An FBI sources tells me it is "unprecedented" for Director Comey to be fired- last director fired was in the 90s for ethical violations— Brooke Singman (@brookefoxnews) May 9, 2017
More: Senior Justice & FBI officials tell CNN they were unaware, shocked by Comey's firing.— Jim Sciutto (@jimsciutto) May 9, 2017
Mr. Comey is only the second person to be fired from leading the FBI. In January, it was reported that he was the subject of a review conducted by the DOJ’s inspector general. Sen. Chuck Grassley (R-IA), chairman of the Senate Judiciary Committee, released a statement, noting Mr. Comey’s actions over the course of the past several months has caused the FBI to lose the trust of the American people.
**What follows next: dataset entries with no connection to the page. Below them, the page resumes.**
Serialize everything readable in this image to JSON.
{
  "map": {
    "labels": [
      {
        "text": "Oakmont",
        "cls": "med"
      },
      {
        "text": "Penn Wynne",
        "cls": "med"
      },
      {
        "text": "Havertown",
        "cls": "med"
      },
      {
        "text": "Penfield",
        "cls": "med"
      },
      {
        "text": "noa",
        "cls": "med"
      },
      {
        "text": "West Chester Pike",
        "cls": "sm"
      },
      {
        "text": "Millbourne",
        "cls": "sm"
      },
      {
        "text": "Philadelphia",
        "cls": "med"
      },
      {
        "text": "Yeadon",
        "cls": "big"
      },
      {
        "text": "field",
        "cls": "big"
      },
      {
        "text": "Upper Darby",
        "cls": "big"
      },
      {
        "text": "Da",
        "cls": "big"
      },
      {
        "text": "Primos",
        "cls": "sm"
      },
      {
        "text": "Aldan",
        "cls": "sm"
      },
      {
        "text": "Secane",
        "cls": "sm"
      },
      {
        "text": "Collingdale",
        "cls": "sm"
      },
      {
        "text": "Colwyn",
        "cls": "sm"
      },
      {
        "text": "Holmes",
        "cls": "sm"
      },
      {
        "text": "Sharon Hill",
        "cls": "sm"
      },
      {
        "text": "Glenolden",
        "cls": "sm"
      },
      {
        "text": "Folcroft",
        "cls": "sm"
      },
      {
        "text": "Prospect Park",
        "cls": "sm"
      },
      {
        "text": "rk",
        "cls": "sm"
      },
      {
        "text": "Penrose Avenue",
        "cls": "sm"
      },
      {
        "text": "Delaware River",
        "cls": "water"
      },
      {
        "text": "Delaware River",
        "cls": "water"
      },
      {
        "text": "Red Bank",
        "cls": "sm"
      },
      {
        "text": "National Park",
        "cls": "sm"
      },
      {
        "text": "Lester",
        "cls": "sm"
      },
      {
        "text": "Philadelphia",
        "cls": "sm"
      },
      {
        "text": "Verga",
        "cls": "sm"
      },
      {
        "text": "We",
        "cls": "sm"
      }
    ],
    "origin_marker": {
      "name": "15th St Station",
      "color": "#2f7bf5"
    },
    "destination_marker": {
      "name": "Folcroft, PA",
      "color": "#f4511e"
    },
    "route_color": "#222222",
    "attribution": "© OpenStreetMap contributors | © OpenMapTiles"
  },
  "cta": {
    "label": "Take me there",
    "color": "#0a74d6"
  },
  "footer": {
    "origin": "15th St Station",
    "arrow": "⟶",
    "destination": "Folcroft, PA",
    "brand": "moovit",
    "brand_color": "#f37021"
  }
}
“Over the course of the last several months, Director Comey's decisions on controversial matters have prompted concern from across the political spectrum and from career law enforcement experts.
“The handling of the Clinton email investigation is a clear example of how Comey's decisions have called into question the trust and political independence of the FBI. In my efforts to get answers, the FBI, under Comey's leadership, has been slow or failed to provide information that Comey himself pledged to provide.
“The effectiveness of the FBI depends upon the public trust and confidence. Unfortunately, this has clearly been lost.
“The FBI Director serves at the pleasure of the president. Under these circumstances, President Trump accepted the recommendation of the Justice Department that the Director lacked the confidence needed to carry out his important duties.”